The Incompetance Mirror I’ve been

The Incompetance Mirror

I’ve been attentively watching the media tempest around the things the FBI and CIA missed before September 11th. It seems that we had all the clues and just didn’t put them together. There seems to be a lot of gnashing of teeth over this. The rhetoric is hip-deep and rising, and it amazes me. Knowledge management is an incredibly difficult concept to grasp, much less implement reliably. While things could have been done better, I don’t think crucifying Directory Mueller is going to help anything. From everything I’ve seen and read so far, he’s doing what needs to be done. He’s streamlining the processes of the Bureau, implementing better knowledge management and will probably fix it.
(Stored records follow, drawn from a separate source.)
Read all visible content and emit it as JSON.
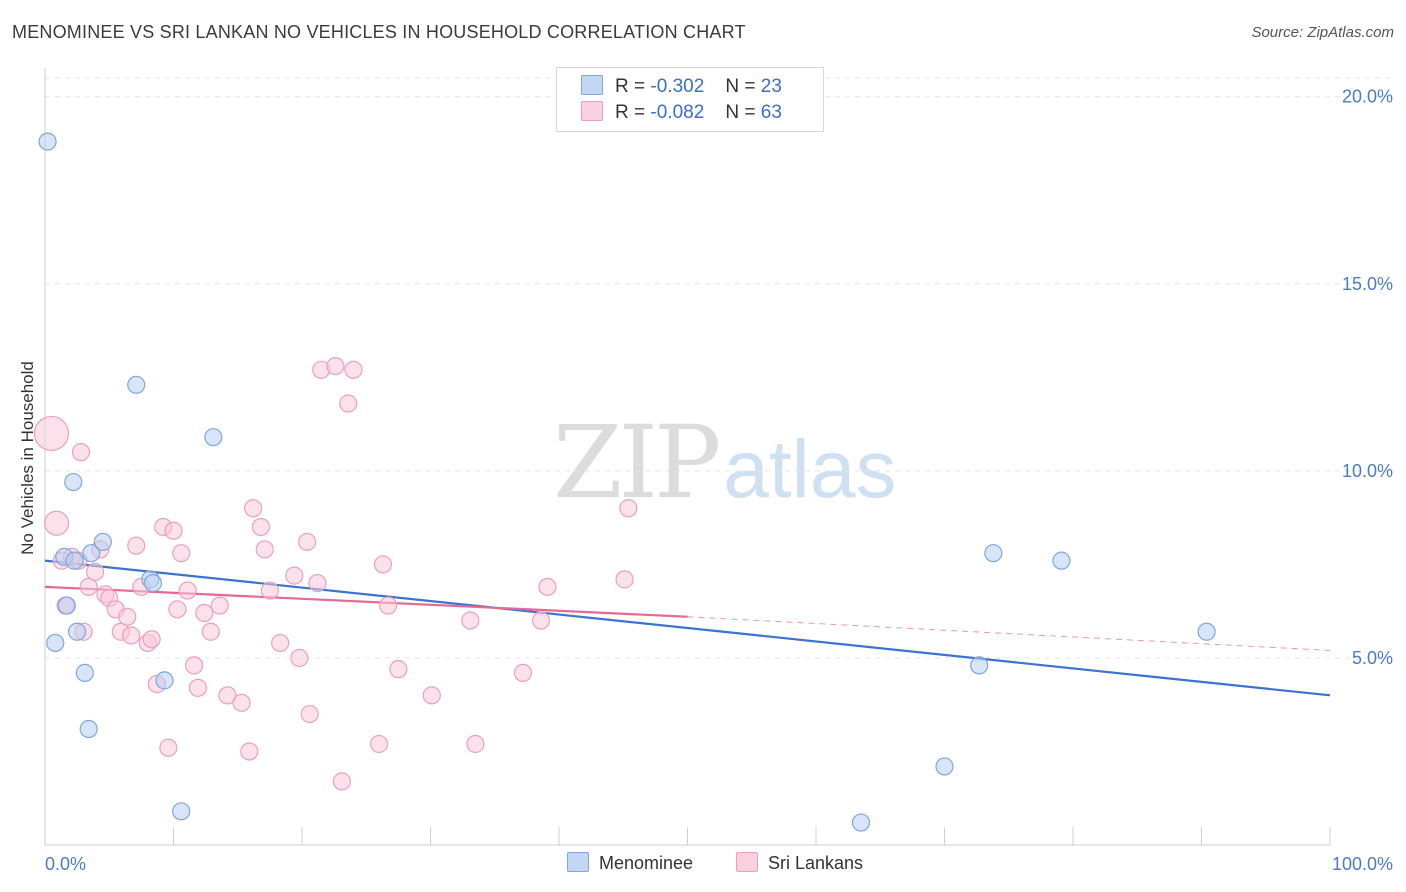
{
  "header": {
    "title": "MENOMINEE VS SRI LANKAN NO VEHICLES IN HOUSEHOLD CORRELATION CHART",
    "source": "Source: ZipAtlas.com"
  },
  "watermark": {
    "zip": "ZIP",
    "atlas": "atlas"
  },
  "legend": {
    "rows": [
      {
        "r_label": "R =",
        "r_value": "-0.302",
        "n_label": "N =",
        "n_value": "23"
      },
      {
        "r_label": "R =",
        "r_value": "-0.082",
        "n_label": "N =",
        "n_value": "63"
      }
    ]
  },
  "colors": {
    "menominee_fill": "#b8d0f2",
    "menominee_stroke": "#7fa6dc",
    "menominee_line": "#3a74d0",
    "srilankan_fill": "#f8c8d8",
    "srilankan_stroke": "#eba0ba",
    "srilankan_line": "#e46a94",
    "tick_color": "#4a7cc7",
    "grid": "#e3e3e3"
  },
  "chart_data": {
    "type": "scatter",
    "title": "MENOMINEE VS SRI LANKAN NO VEHICLES IN HOUSEHOLD CORRELATION CHART",
    "xlabel": "",
    "ylabel": "No Vehicles in Household",
    "xlim": [
      0,
      100
    ],
    "ylim": [
      0,
      20.5
    ],
    "x_tick_labels": [
      "0.0%",
      "100.0%"
    ],
    "y_ticks": [
      5,
      10,
      15,
      20
    ],
    "y_tick_labels": [
      "5.0%",
      "10.0%",
      "15.0%",
      "20.0%"
    ],
    "grid": true,
    "legend_position": "bottom",
    "series": [
      {
        "name": "Menominee",
        "points": [
          [
            0.2,
            18.8
          ],
          [
            0.8,
            5.4
          ],
          [
            1.5,
            7.7
          ],
          [
            1.7,
            6.4
          ],
          [
            2.2,
            9.7
          ],
          [
            2.5,
            5.7
          ],
          [
            3.1,
            4.6
          ],
          [
            3.4,
            3.1
          ],
          [
            3.6,
            7.8
          ],
          [
            4.5,
            8.1
          ],
          [
            7.1,
            12.3
          ],
          [
            8.2,
            7.1
          ],
          [
            8.4,
            7.0
          ],
          [
            9.3,
            4.4
          ],
          [
            10.6,
            0.9
          ],
          [
            13.1,
            10.9
          ],
          [
            73.8,
            7.8
          ],
          [
            79.1,
            7.6
          ],
          [
            90.4,
            5.7
          ],
          [
            72.7,
            4.8
          ],
          [
            70.0,
            2.1
          ],
          [
            63.5,
            0.6
          ],
          [
            2.3,
            7.6
          ]
        ],
        "trend": {
          "x": [
            0,
            100
          ],
          "y": [
            7.6,
            4.0
          ]
        }
      },
      {
        "name": "Sri Lankans",
        "points": [
          [
            0.5,
            11.0
          ],
          [
            0.9,
            8.6
          ],
          [
            1.3,
            7.6
          ],
          [
            1.6,
            6.4
          ],
          [
            2.1,
            7.7
          ],
          [
            2.6,
            7.6
          ],
          [
            2.8,
            10.5
          ],
          [
            3.0,
            5.7
          ],
          [
            3.4,
            6.9
          ],
          [
            3.9,
            7.3
          ],
          [
            4.3,
            7.9
          ],
          [
            4.7,
            6.7
          ],
          [
            5.0,
            6.6
          ],
          [
            5.5,
            6.3
          ],
          [
            5.9,
            5.7
          ],
          [
            6.4,
            6.1
          ],
          [
            6.7,
            5.6
          ],
          [
            7.1,
            8.0
          ],
          [
            7.5,
            6.9
          ],
          [
            8.0,
            5.4
          ],
          [
            8.3,
            5.5
          ],
          [
            8.7,
            4.3
          ],
          [
            9.2,
            8.5
          ],
          [
            9.6,
            2.6
          ],
          [
            10.0,
            8.4
          ],
          [
            10.3,
            6.3
          ],
          [
            10.6,
            7.8
          ],
          [
            11.1,
            6.8
          ],
          [
            11.6,
            4.8
          ],
          [
            11.9,
            4.2
          ],
          [
            12.4,
            6.2
          ],
          [
            12.9,
            5.7
          ],
          [
            13.6,
            6.4
          ],
          [
            14.2,
            4.0
          ],
          [
            15.3,
            3.8
          ],
          [
            15.9,
            2.5
          ],
          [
            16.2,
            9.0
          ],
          [
            16.8,
            8.5
          ],
          [
            17.1,
            7.9
          ],
          [
            17.5,
            6.8
          ],
          [
            18.3,
            5.4
          ],
          [
            19.4,
            7.2
          ],
          [
            19.8,
            5.0
          ],
          [
            20.4,
            8.1
          ],
          [
            20.6,
            3.5
          ],
          [
            21.2,
            7.0
          ],
          [
            21.5,
            12.7
          ],
          [
            22.6,
            12.8
          ],
          [
            23.1,
            1.7
          ],
          [
            23.6,
            11.8
          ],
          [
            24.0,
            12.7
          ],
          [
            26.0,
            2.7
          ],
          [
            26.3,
            7.5
          ],
          [
            26.7,
            6.4
          ],
          [
            27.5,
            4.7
          ],
          [
            30.1,
            4.0
          ],
          [
            33.1,
            6.0
          ],
          [
            33.5,
            2.7
          ],
          [
            37.2,
            4.6
          ],
          [
            38.6,
            6.0
          ],
          [
            39.1,
            6.9
          ],
          [
            45.4,
            9.0
          ],
          [
            45.1,
            7.1
          ]
        ],
        "trend": {
          "x": [
            0,
            50
          ],
          "y": [
            6.9,
            6.1
          ],
          "dashed_x": [
            50,
            100
          ],
          "dashed_y": [
            6.1,
            5.2
          ]
        }
      }
    ]
  },
  "bottom_legend": {
    "items": [
      "Menominee",
      "Sri Lankans"
    ]
  }
}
I’ve been thinking about how complex a knowledge management system would have to be to have figured out all of the things congress and the media were expecting this mythical system to figure out. The system would have to take data in many formats (wire taps, field reports, eye witness statements, satellite scans, etc), index it, compare it against all other documents in the system, find links between people, all their aliases, organizations, their leadership, membership, locations, etc and spit out usable results. It’s a massive task, one that from what I know of Government bureaucracy, hasn’t been built yet, and will take a long time to get done. I work at a very large company, and we don’t have a company-wide knowledge management system, even though I’m sure it would save us millions of dollars every year in saved effort and combined infratstructure. We rebuild the wheel over and over because we don’t know what the group next door is doing.

If big business, who actually keep track of the money they make and spend, can’t keep track of its own institutional knowledge, how can we expect the slow moving leviathan that is the government to figure this out overnight, or even in six months.

I hope the Government (and all their institutions public and secret) get the clue and come looking to the private sector and education to figure this problem out.

I’ve got some ideas, and I’ll probably talk about them some more later (and this would probably make more sense if I weren’t watching The Wire while trying to write this).